Poietic Strategies in Artistic Practice
Sophie Carolin Wagner / Austria
RIAT – Research Institute for Arts and Technology
The term poiesis, the basis for the adjective poietic, is derived from Ancient Greek and denotes an act that is directed to create something out of nothing – from poieo (ποιέω): ‘to make’; to create something where there was void. Giorgio Agamben calls it in ‘The Man with no Content’: ‘something passed from nonbeing to being, from concealment into the full light of the work. The essential character of poiesis was not its aspect as a practical and voluntary process but it being a mode of truth understood as unveiling, a-letheia (ἀ-λήθεια).’ (Agamben, 1999, p.42) Poiesis stands thereby in opposition to practice, whose end in itself is action: the notion of the will to act.
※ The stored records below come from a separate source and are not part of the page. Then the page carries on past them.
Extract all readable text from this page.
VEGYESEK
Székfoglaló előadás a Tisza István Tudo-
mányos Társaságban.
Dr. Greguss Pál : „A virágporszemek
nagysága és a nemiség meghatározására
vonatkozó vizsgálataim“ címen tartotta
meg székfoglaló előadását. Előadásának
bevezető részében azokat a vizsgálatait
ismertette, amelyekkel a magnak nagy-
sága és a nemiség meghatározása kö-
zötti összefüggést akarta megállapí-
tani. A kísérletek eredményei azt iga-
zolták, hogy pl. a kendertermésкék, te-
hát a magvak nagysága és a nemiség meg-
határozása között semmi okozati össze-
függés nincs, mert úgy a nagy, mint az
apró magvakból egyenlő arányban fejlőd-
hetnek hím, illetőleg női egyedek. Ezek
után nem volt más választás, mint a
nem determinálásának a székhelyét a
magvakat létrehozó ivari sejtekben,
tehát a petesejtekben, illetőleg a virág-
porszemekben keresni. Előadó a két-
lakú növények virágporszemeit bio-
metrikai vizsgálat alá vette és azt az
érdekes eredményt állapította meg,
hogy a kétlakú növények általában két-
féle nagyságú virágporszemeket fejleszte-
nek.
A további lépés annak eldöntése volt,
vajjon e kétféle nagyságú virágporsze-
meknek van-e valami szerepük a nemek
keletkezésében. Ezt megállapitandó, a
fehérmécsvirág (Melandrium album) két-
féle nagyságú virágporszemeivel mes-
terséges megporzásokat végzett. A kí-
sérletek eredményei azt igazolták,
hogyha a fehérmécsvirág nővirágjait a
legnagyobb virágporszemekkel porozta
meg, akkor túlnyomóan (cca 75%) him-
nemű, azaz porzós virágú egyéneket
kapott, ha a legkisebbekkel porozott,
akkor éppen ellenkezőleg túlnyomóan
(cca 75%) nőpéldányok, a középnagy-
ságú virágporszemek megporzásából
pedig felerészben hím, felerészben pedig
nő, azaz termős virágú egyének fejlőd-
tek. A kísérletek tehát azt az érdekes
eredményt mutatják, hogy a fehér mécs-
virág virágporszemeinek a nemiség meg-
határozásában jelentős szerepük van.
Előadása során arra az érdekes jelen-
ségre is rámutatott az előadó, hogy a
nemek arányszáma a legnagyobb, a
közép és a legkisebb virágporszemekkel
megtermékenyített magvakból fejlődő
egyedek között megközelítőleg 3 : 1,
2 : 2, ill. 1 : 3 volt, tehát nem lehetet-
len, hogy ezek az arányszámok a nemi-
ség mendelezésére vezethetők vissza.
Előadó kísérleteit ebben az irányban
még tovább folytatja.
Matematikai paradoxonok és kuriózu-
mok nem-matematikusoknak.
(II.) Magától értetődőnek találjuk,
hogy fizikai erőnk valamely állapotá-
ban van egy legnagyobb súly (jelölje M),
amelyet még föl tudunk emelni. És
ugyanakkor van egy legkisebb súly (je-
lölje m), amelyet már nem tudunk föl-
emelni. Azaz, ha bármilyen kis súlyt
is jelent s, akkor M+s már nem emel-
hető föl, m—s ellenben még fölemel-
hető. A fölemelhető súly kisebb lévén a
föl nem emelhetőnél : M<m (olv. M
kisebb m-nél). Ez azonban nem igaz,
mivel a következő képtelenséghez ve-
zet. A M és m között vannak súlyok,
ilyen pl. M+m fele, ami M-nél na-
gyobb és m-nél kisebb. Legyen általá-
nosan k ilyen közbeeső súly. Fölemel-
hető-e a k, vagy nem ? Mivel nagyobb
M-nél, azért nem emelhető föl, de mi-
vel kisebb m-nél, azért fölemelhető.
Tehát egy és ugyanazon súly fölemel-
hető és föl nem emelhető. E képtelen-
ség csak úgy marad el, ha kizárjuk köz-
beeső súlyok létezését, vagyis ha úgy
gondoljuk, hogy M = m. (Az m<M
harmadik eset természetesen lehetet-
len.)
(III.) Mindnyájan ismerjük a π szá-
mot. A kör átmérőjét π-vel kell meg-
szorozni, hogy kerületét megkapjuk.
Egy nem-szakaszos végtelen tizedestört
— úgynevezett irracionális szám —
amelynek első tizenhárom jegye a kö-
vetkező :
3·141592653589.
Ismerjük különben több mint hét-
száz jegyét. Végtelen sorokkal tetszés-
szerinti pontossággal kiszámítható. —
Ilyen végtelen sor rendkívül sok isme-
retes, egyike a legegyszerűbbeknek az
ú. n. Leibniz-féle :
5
Poiesis on the other hand is not about being a volitional process, but one of revealing and with that a mode of veracity; a possibility for humans to find their own certainties.
This artist talk will examine poietic strategies in art productions and in which way they are different to practical approaches and do so at the example of my art work Poietry. This method of artistic creation, in which the infusion of art through science becomes not only visual but a requirement will be presented with the intention to map out a discursive territory, where art is no longer an assistant for visualisation of scientific, in this case biological, data but becomes a partner in the search for the novel.